3.6Line 13: Update head of linked list

Finally, we must update the head of the list, which is defined as a pointer to the first node in the linked list. The “head” is currently NULL but should be updated to 0x300, which is the address of the struct we just created, which by definition is what node points to. It is therefore is sufficient to set *head_ptr (the value that head_ptr points to) to node (0x300).

"TODO"

Figure 6:Line 13

3.7Line 4 Return to main after function call

Recall that variables declared in a function are reclaimed by the stack once the function exits. The heap-allocated node_t struct and string persist, but the local pointer node disappears. However, we can still keep track of the node we created because the double pointer allowed us to directly update the value of our head variable.

"TODO"

Figure 7:Return from function call at Line 4

4Conclusion

This example shows how to fluently work with structs and pointers in C. We will keep showing you more examples so you get more comfortable with how memory management works. Good luck, and see you in the next sectoin!

Footnotes
  1. Read about typedef and struct conventions on StackOverflow.

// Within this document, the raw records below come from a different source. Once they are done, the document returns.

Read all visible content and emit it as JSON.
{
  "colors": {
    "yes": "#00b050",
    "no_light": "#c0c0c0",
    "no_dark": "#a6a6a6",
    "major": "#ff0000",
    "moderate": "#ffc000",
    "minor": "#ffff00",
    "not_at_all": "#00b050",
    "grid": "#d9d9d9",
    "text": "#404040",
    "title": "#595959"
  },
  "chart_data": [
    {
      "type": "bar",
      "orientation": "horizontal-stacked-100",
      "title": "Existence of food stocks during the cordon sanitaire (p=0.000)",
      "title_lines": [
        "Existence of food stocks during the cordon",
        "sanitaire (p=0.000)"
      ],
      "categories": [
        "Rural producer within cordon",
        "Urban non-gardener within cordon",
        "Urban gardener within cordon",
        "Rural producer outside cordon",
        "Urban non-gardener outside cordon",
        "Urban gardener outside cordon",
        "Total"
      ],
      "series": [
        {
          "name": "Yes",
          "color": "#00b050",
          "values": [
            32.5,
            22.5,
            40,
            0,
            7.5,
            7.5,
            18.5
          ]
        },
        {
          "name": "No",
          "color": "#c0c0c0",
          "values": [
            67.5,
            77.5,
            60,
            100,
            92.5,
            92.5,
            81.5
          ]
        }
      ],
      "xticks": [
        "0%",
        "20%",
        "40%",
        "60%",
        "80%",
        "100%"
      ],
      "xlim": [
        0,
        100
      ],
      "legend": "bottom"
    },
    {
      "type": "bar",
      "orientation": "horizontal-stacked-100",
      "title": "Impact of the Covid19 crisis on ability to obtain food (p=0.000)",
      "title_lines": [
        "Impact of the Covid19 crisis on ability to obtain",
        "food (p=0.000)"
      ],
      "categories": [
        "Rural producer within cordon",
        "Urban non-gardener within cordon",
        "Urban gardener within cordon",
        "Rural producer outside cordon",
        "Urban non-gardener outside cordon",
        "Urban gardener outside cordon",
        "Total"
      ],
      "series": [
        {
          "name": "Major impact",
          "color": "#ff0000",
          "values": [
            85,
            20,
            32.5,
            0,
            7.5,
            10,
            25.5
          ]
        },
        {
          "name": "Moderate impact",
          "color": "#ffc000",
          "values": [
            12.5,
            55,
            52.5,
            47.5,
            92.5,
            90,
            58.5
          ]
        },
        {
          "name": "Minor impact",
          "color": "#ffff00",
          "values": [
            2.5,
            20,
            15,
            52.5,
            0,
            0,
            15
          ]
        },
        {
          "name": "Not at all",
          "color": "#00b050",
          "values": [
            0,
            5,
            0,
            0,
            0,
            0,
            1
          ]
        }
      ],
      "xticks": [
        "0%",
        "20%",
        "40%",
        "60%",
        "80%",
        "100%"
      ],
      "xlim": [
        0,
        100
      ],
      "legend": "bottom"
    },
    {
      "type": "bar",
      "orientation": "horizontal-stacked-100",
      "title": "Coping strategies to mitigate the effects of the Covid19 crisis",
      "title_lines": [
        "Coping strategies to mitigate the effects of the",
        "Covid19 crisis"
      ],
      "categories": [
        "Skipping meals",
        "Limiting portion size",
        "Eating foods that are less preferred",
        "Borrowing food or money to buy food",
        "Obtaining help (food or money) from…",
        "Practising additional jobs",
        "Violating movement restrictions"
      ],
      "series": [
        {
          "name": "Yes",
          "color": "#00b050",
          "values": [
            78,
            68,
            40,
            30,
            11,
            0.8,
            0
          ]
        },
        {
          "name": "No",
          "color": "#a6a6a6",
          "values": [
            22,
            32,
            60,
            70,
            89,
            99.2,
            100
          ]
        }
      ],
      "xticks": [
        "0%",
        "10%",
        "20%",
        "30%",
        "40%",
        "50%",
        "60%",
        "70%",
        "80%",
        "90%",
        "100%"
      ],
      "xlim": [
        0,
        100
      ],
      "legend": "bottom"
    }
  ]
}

  2. Students often ask why add_to_front makes a node that points to a copy of the string. After all, the string already exists, so why not point to it? Here’s my take: add_to_front is making a new node, and ideally that node’s data is its own to control. If we push allocation/deallocation of node memory to node functions, then we reduce the risk that node data will contain dangling pointers. Finally, most linked list applications involve mutating node data; we copy string constants to dynamic memory first to modify them.

  3. strcpy is a terrifying function. From man pages: “strcpy(dst, src)copy the string pointed to by src, into a string at the buffer pointed to by dst. The programmer is responsible for allocating a destination buffer large enough, that is, strlen(src) + 1.”